With around 5.5 infected people and 350,000 deaths, the Covid-19 is unlike any other disease that humanity has battled before. According to statistics released by Johns Hopkins University, the death toll of the US alone is approximately 100,000 people. In most countries, a nation-wide lockdown was deemed the single most effective strategy to stop the spread of the disease. And citizens agree with this. Except a few, like Tesla and SpaceX CEO Elon Musk.
He’s not the only one. There’s also Steve Forbes, the editor-in-chief of Forbes magazine, and journalist Brit Hume. All three of them have made their opposition to the lockdown clear when they tweeted in response to a particularly interesting- and controversial- story written by tech entrepreneur Yinon Weiss, published on RealClearPolitics.com last week.

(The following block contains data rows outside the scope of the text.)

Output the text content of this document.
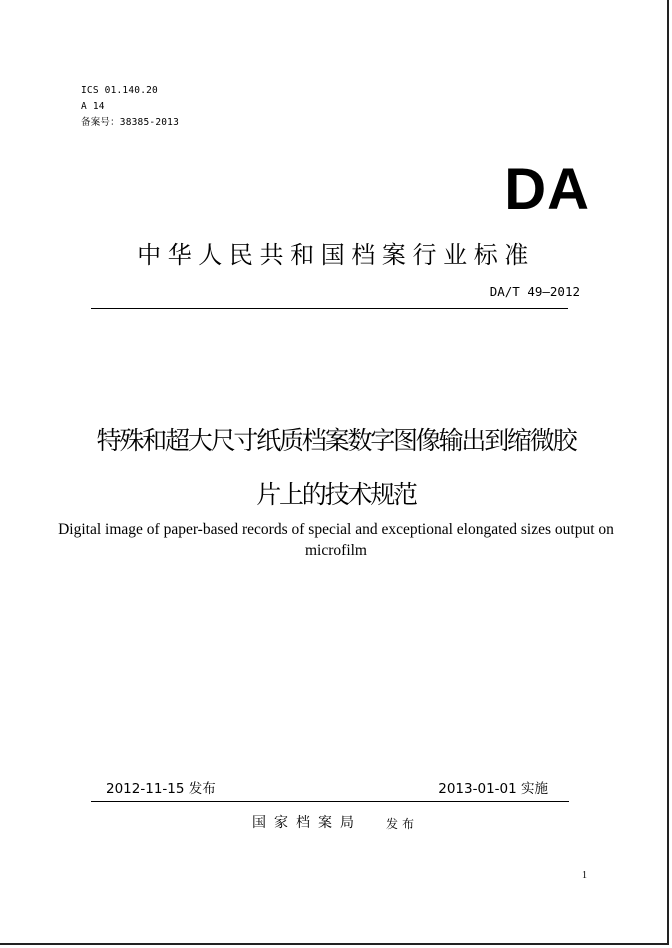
ICS 01.140.20
A 14
备案号：38385-2013
DA
中华人民共和国档案行业标准
DA/T 49—2012
特殊和超大尺寸纸质档案数字图像输出到缩微胶
片上的技术规范
Digital image of paper-based records of special and exceptional elongated sizes output on microfilm
2012-11-15 发布	2013-01-01 实施
国家档案局 发布
1
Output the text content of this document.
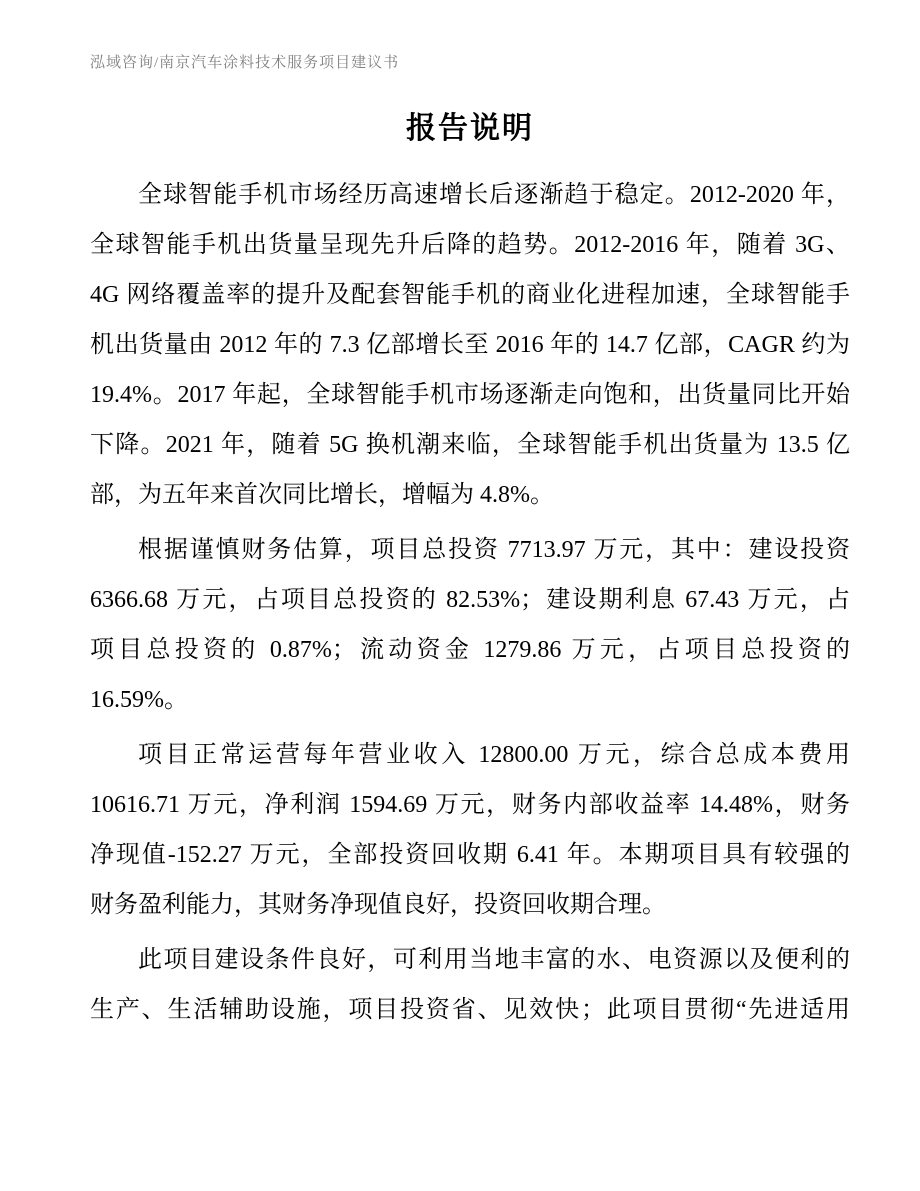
泓域咨询/南京汽车涂料技术服务项目建议书
报告说明
全球智能手机市场经历高速增长后逐渐趋于稳定。2012-2020 年，
全球智能手机出货量呈现先升后降的趋势。2012-2016 年，随着 3G、
4G 网络覆盖率的提升及配套智能手机的商业化进程加速，全球智能手
机出货量由 2012 年的 7.3 亿部增长至 2016 年的 14.7 亿部，CAGR 约为
19.4%。2017 年起，全球智能手机市场逐渐走向饱和，出货量同比开始
下降。2021 年，随着 5G 换机潮来临，全球智能手机出货量为 13.5 亿
部，为五年来首次同比增长，增幅为 4.8%。
根据谨慎财务估算，项目总投资 7713.97 万元，其中：建设投资
6366.68 万元，占项目总投资的 82.53%；建设期利息 67.43 万元，占
项目总投资的 0.87%；流动资金 1279.86 万元，占项目总投资的
16.59%。
项目正常运营每年营业收入 12800.00 万元，综合总成本费用
10616.71 万元，净利润 1594.69 万元，财务内部收益率 14.48%，财务
净现值-152.27 万元，全部投资回收期 6.41 年。本期项目具有较强的
财务盈利能力，其财务净现值良好，投资回收期合理。
此项目建设条件良好，可利用当地丰富的水、电资源以及便利的
生产、生活辅助设施，项目投资省、见效快；此项目贯彻“先进适用
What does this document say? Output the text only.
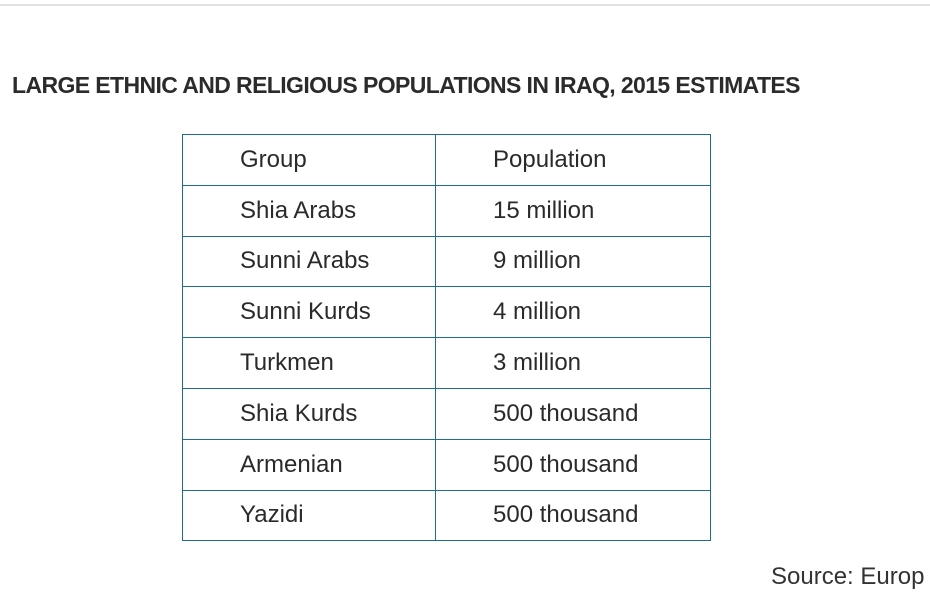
LARGE ETHNIC AND RELIGIOUS POPULATIONS IN IRAQ, 2015 ESTIMATES
Group	Population
Shia Arabs	15 million
Sunni Arabs	9 million
Sunni Kurds	4 million
Turkmen	3 million
Shia Kurds	500 thousand
Armenian	500 thousand
Yazidi	500 thousand
Source: Europ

Weiss expressed that we may come to see this response to the pandemic as “one of the biggest medical and economic blunders of all time.” But what exactly is his rationale behind declaring the lockdown- a strategy that national leaders all across the world have implemented- as impractical?

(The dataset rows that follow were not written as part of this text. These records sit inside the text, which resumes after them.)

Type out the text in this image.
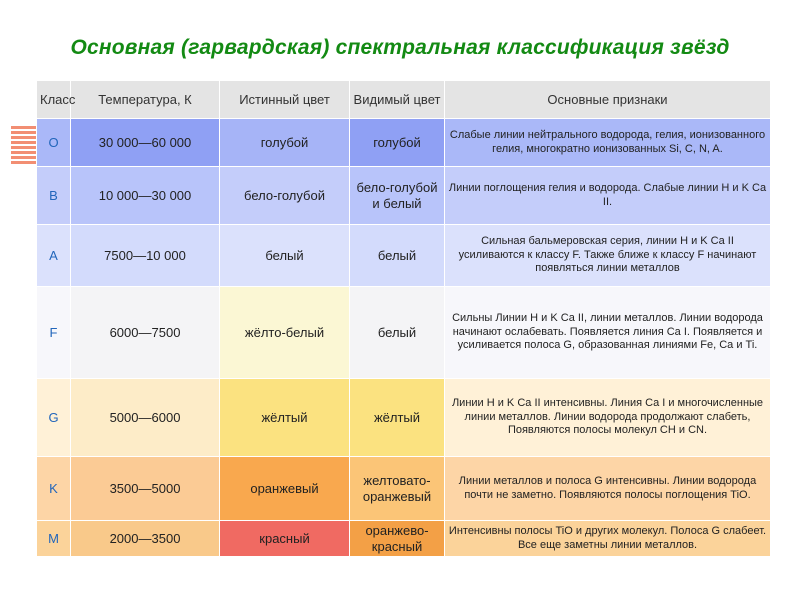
Основная (гарвардская) спектральная классификация звёзд
Класс	Температура, К	Истинный цвет	Видимый цвет	Основные признаки
O	30 000—60 000	голубой	голубой	Слабые линии нейтрального водорода, гелия, ионизованного гелия, многократно ионизованных Si, C, N, A.
B	10 000—30 000	бело-голубой	бело-голубой и белый	Линии поглощения гелия и водорода. Слабые линии H и K Ca II.
A	7500—10 000	белый	белый	Сильная бальмеровская серия, линии H и K Ca II усиливаются к классу F. Также ближе к классу F начинают появляться линии металлов
F	6000—7500	жёлто-белый	белый	Сильны Линии H и K Ca II, линии металлов. Линии водорода начинают ослабевать. Появляется линия Ca I. Появляется и усиливается полоса G, образованная линиями Fe, Ca и Ti.
G	5000—6000	жёлтый	жёлтый	Линии H и K Ca II интенсивны. Линия Ca I и многочисленные линии металлов. Линии водорода продолжают слабеть, Появляются полосы молекул CH и CN.
K	3500—5000	оранжевый	желтовато-оранжевый	Линии металлов и полоса G интенсивны. Линии водорода почти не заметно. Появляются полосы поглощения TiO.
M	2000—3500	красный	оранжево-красный	Интенсивны полосы TiO и других молекул. Полоса G слабеет. Все еще заметны линии металлов.
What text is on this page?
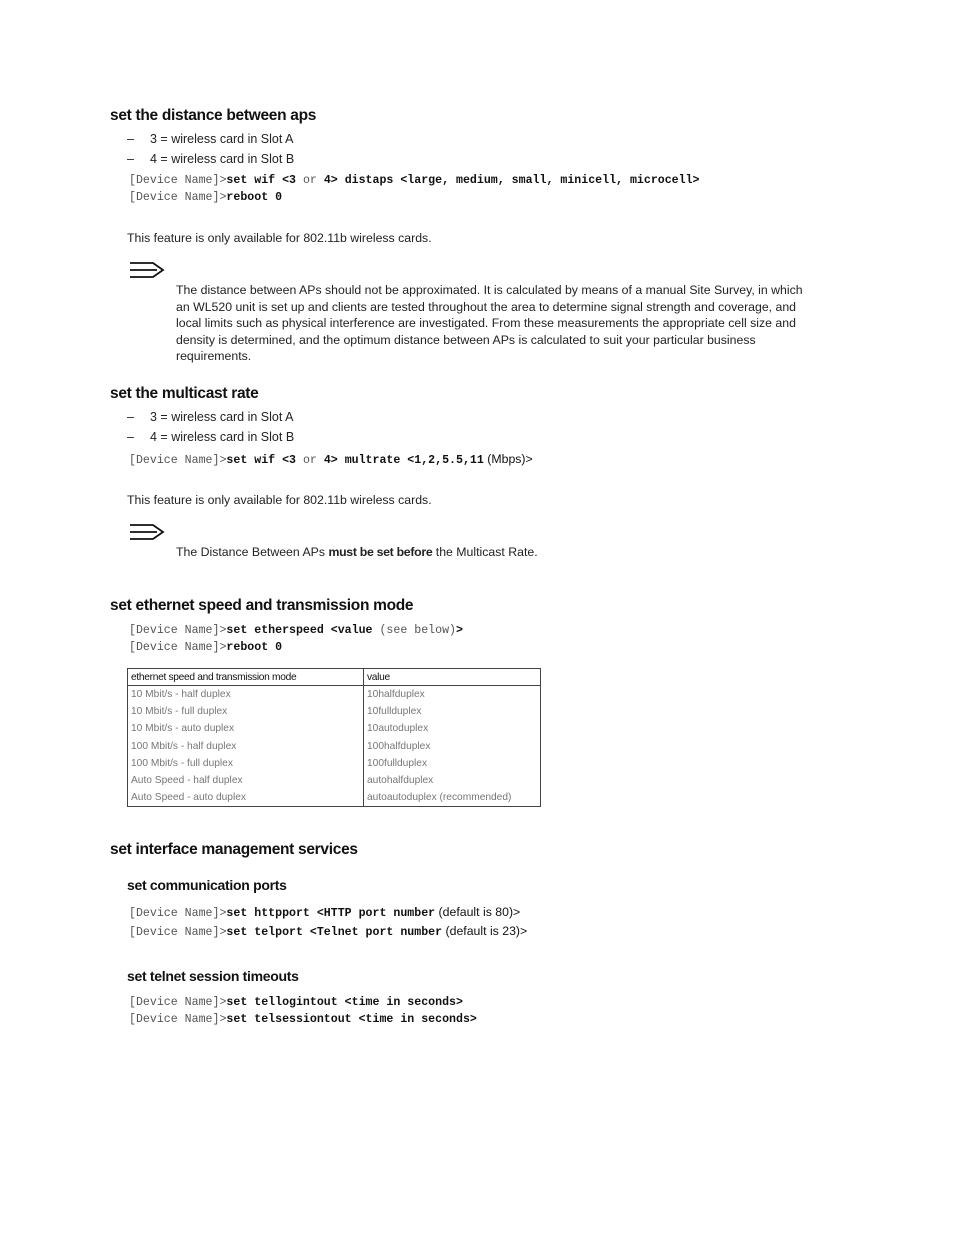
set the distance between aps
– 3 = wireless card in Slot A
– 4 = wireless card in Slot B
[Device Name]>set wif <3 or 4> distaps <large, medium, small, minicell, microcell>
[Device Name]>reboot 0
This feature is only available for 802.11b wireless cards.
The distance between APs should not be approximated. It is calculated by means of a manual Site Survey, in which an WL520 unit is set up and clients are tested throughout the area to determine signal strength and coverage, and local limits such as physical interference are investigated. From these measurements the appropriate cell size and density is determined, and the optimum distance between APs is calculated to suit your particular business requirements.
set the multicast rate
– 3 = wireless card in Slot A
– 4 = wireless card in Slot B
[Device Name]>set wif <3 or 4> multrate <1,2,5.5,11 (Mbps)>
This feature is only available for 802.11b wireless cards.
The Distance Between APs must be set before the Multicast Rate.
set ethernet speed and transmission mode
[Device Name]>set etherspeed <value (see below)>
[Device Name]>reboot 0
ethernet speed and transmission mode	value
10 Mbit/s - half duplex	10halfduplex
10 Mbit/s - full duplex	10fullduplex
10 Mbit/s - auto duplex	10autoduplex
100 Mbit/s - half duplex	100halfduplex
100 Mbit/s - full duplex	100fullduplex
Auto Speed - half duplex	autohalfduplex
Auto Speed - auto duplex	autoautoduplex (recommended)
set interface management services
set communication ports
[Device Name]>set httpport <HTTP port number (default is 80)>
[Device Name]>set telport <Telnet port number (default is 23)>
set telnet session timeouts
[Device Name]>set tellogintout <time in seconds>
[Device Name]>set telsessiontout <time in seconds>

He wrote that this ‘solution’ is based on inaccurate models based on imperfect information. He also said that this is another large-scale case of groupthink, in which voices expressing disagreement were suppressed. The media, with its fearmongering, caused further panic.

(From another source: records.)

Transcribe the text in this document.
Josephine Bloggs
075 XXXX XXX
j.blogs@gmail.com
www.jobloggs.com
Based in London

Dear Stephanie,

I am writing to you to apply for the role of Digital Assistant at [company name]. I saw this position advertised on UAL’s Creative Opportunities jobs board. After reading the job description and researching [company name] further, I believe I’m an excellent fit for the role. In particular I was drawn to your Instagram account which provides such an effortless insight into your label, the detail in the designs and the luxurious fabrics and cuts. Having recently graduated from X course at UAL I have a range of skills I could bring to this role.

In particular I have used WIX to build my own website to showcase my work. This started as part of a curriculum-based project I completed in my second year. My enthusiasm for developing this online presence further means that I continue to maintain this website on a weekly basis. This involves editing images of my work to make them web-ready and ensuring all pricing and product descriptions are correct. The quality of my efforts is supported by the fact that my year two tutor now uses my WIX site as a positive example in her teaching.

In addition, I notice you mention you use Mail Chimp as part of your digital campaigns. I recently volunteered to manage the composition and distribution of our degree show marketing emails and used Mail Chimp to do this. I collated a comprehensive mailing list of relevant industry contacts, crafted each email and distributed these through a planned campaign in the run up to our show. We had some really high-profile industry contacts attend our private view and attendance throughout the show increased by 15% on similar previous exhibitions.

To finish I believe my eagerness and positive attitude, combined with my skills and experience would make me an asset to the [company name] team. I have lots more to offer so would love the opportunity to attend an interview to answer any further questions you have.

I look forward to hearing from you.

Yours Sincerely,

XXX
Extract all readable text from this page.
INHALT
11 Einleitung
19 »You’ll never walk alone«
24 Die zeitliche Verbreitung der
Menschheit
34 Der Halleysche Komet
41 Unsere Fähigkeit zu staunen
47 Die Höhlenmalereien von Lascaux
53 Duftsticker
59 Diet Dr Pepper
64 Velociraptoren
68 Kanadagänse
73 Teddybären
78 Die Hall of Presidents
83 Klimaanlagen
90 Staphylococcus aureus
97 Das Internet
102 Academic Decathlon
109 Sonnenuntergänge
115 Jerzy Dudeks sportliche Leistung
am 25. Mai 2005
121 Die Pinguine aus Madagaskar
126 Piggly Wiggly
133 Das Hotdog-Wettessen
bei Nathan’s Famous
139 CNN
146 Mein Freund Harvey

He declared the government’s response as exaggerated and illogical. Given the fact that the case fatality rate of Covid-19 for those below the age of 65 is about the same as the rate for driving 13 to 101 miles a day, is the government’s action justified?
No wonder Elon Musk flagged this story to his millions of followers on Twitter. He has publicly objected to the lockdown on several occasions, like in one tweet, where he said that the panic about the virus is likely to cause more harm than the virus itself. There’s certainly some truth to his perspective, given the damage that the quarantine and economic shutdown has done to people’s financial situation and mental health.
Using charts given by professor Spiegelhalter from the Imperial College London, Weiss showed that on average, there is a less than 1% chance of death after infection by the virus for those below the age of 65. According to the graph, if you’re below the age of 40, it’s less than 0.1% and if you’re below the age of 20, it’s less than 0.01%. He further explained that the odds of death for Covid-19 are not any more than the general annual baseline odds. Despite this, the government has imposed isolation on billions of healthy people, worsening the unemployment rate to a level the world hasn’t seen since the Great Depression. Not only this, but cancer screenings were also stopped.
Sweden is one example of a country that hasn’t imposed lockdowns as severe as the ones mandated by other countries but still has a low mortality rate. In the article, Weiss mentioned that 99.998% of all the people under 60 have lived and hospitals never reached overcapacity. The starkly different approach followed by the US is largely based on “unreliable” statistics given by Imperial College’s Neil Ferguson and, more importantly, the absence of intellectual diversity in the government.